We test two models: VGG16 (communication-intensive) and Resnet50 (computation-intensive) on a popular public cloud. Both models are trained using fp32.
We use Tesla V100 16GB GPUs and set batch size equal to 64 per GPU. The machines are VMs on the cloud. Each machine has 8 V100 GPUs with NVLink-enabled. Machines are inter-connected with 20 Gbps TCP/IP network.
BytePS outperforms Horovod (NCCL) by 44% for Resnet50, and 100% for VGG16.
You can reproduce the results using the Dockerfiles and example scripts we provide.
Note: here we present the worse case scenario of BytePS, i.e., 100Gbps RDMA + no NVLinks.

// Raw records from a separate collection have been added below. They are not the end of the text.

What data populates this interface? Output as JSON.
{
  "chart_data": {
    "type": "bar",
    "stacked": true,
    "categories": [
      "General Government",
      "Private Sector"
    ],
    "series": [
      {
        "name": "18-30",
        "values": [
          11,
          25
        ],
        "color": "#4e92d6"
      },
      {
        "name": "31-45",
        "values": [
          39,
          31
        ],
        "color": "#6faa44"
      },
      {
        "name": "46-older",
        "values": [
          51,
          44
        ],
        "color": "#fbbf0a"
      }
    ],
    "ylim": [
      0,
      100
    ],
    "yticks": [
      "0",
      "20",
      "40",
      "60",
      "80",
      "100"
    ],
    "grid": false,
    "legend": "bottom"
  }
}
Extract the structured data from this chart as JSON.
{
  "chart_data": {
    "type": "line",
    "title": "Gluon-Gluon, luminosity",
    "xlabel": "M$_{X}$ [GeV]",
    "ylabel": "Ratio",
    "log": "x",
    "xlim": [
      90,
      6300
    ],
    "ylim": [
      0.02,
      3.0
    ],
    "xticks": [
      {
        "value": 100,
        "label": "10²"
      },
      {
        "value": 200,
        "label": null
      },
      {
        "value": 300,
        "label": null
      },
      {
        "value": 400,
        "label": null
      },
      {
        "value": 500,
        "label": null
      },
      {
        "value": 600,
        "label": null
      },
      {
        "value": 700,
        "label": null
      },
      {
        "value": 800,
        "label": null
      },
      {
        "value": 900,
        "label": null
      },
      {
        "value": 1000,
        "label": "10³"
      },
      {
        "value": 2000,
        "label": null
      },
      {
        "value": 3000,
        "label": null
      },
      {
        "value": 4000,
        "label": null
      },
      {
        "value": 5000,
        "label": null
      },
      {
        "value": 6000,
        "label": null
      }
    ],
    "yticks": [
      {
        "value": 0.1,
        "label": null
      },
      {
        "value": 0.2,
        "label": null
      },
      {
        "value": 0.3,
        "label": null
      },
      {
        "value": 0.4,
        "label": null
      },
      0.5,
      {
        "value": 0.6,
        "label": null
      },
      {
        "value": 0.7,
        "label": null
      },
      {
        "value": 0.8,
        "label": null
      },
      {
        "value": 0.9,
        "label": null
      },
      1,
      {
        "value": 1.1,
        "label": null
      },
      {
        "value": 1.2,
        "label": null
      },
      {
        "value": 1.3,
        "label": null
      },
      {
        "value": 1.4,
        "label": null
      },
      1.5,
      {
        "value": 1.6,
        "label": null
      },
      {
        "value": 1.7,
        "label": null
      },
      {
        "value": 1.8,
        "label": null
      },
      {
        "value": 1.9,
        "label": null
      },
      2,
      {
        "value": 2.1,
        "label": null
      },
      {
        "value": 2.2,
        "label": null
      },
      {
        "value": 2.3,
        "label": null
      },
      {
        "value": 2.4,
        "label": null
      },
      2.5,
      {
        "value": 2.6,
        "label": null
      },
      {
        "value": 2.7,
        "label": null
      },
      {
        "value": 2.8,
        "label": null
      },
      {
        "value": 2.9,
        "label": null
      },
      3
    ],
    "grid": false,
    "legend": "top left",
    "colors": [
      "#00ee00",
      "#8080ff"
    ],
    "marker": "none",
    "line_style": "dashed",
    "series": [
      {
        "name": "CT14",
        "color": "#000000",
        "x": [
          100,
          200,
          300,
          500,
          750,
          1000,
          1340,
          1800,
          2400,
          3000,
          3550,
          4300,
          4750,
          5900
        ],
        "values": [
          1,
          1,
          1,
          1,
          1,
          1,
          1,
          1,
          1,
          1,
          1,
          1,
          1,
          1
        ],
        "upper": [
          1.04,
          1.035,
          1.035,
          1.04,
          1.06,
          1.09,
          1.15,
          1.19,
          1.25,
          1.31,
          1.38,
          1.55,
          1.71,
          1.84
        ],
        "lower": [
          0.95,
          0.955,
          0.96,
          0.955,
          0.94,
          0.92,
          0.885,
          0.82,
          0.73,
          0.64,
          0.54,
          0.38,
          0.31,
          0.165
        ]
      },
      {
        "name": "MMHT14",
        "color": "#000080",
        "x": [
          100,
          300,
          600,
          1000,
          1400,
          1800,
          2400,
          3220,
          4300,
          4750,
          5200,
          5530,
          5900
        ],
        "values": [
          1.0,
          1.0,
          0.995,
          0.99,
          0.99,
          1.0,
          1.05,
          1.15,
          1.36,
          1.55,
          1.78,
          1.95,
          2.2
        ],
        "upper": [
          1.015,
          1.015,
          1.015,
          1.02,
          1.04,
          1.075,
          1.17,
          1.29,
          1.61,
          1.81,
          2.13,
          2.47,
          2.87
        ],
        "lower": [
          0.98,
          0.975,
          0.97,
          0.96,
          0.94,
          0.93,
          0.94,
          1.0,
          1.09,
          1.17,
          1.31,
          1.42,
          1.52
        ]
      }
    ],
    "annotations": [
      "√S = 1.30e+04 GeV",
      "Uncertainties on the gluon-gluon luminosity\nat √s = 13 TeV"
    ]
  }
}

We get below results on machines that are based on PCIe-switch architecture -- 4 GPUs under one PCIe switch, and each machine contains two PCIe switches. The machines are inter-connected by 100 Gbps RoCEv2 networks. In this case, BytePS outperforms Horovod (NCCL) by 7% for Resnet50, and 17% for VGG16.
To have BytePS outperform NCCL by so little, you have to have 100Gbps RDMA network and no NVLinks. In this case, the communication is actually bottlenecked by internal PCI-e switches, not the network. BytePS has done some optimization so that it still outperforms NCCL. However, the performance gain is not as large as other cases where the network is the bottleneck.